For many people, the school year is finally wrapping up, and what a year it's been, navigating the dips and surges of the COVID-19 pandemic. NPR's Ari Daniel brings us the story of one community that helped keep its classrooms open by trying a unique approach with dogs.

(SOUNDBITE OF CHILDREN PLAYING)

ARI DANIEL, BYLINE: Two police cruisers are parked outside of Freetown Elementary School in southeastern Massachusetts, and they're bouncing feverishly on their shocks.

PAUL DOUGLAS: You might think I had, like, an elephant in the back or something, you know what I mean? But it's a 56-pound Lab.
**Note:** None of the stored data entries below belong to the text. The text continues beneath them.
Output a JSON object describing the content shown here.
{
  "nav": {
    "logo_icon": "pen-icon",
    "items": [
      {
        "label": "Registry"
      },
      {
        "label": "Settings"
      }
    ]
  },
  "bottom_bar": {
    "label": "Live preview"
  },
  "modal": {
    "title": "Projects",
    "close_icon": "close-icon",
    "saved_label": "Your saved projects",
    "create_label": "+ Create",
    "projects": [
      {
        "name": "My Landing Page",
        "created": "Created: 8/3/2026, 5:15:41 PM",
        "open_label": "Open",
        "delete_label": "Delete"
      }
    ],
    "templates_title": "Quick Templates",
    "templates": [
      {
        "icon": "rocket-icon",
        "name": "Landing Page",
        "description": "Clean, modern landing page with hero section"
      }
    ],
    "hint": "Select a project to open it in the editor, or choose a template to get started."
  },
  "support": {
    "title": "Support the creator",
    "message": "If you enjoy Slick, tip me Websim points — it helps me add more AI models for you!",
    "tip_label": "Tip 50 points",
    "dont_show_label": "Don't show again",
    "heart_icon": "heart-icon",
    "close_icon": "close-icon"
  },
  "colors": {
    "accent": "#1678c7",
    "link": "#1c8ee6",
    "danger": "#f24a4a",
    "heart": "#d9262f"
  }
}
DANIEL: Captain Paul Douglas runs Bristol County's K-9 unit. He slips a harness onto Hunter, a not quite 2-year-old black Lab. She rockets out of the cruiser.

Hi, Hunter. Whoa. Hi, hi.

(SOUNDBITE OF DOG PANTING)

DANIEL: Most of the K-9 unit sniffs out firearms or narcotics. But Hunter here only has nose for COVID. The principal, Michael Ward, escorts us into the building. He says the virus has turned this year into a roller coaster in terms of student attendance.

MICHAEL WARD: You can't educate an empty chair, right? So you want kids in school all the time.

DANIEL: He's relied on masking and testing - and also Hunter. She's part of a program that's training dogs to detect COVID on surfaces in schools like this one. And although the risk of getting infected with COVID by touching a surface is low, it's not zero.

WARD: We could count on a dog coming on in, and it gives another layer of sense of relief for staff, for students, for myself and obviously the community at large.

DANIEL: Across the district, during peak COVID, Hunter and another, K-9, Duke were routinely alerting to the virus.

DOUGLAS: The dog is working just like you.

DANIEL: We arrive at a first grade classroom.

DOUGLAS: You can say hello to the dog, but first, let's have the dog do its job, OK?

DANIEL: Hunter sweeps the room, quickly sniffing the garbage can, book bags and desks. So you're

just walking around the classroom.

DOUGLAS: Yeah.

So if the dog indicates on COVID - whether it's on a surface, whether it's on a backpack, whether it's on a jacket - a dog will sit. So then what we'll do is we'll tell the administration of the school, and they'll spray it down.

DANIEL: The seeds of this program were planted two decades ago. That's when a beetle, likely a stowaway aboard a ship out of Asia, arrived near Savannah, Ga. And that stowaway had a stowaway - a fungus.

JULIAN MENDEL: It led to over 500 million wild trees destroyed as well as one-third of the avocado industry wiped out here in south Florida.

DANIEL: Julian Mendel is a forensic biologist at Florida International University. As a grad student, he pondered how to detect the fungus before the trees got sick. It's the perfect task, he thought, for canines.

MENDEL: So we've utilized canine science for ages to do the detection of many things, such as missing people, drugs or explosives.

DANIEL: And medical applications - sniffing out certain cancers or imminent seizures. For Mendel, training them to detect the fungus was a logical next scent. And it worked. Some farmers even adopted the technique to know where to apply fungicide to their trees. Then, in early 2020, COVID came ashore.

MENDEL: We immediately knew that we could take that approach to getting the canines to detect this particular human disease.

DANIEL: And help prevent the spread. He and his colleague, forensic microbiologist DeEtta Mills, gathered masks used by patients with COVID to train the dogs.

DEETTA MILLS: All of the immunes' responses to fight off this virus combines to make a unique scent that we see as people breathe out that we can capture on the masks.

DANIEL: After a month of training, the dogs were detecting COVID more than 96% of the time. Other research groups in France and Finland have made similar findings using sweat and skin samples. Julian Mendel.

MENDEL: Our goal is this approach can be available to any agency or entity that wants to deploy canines.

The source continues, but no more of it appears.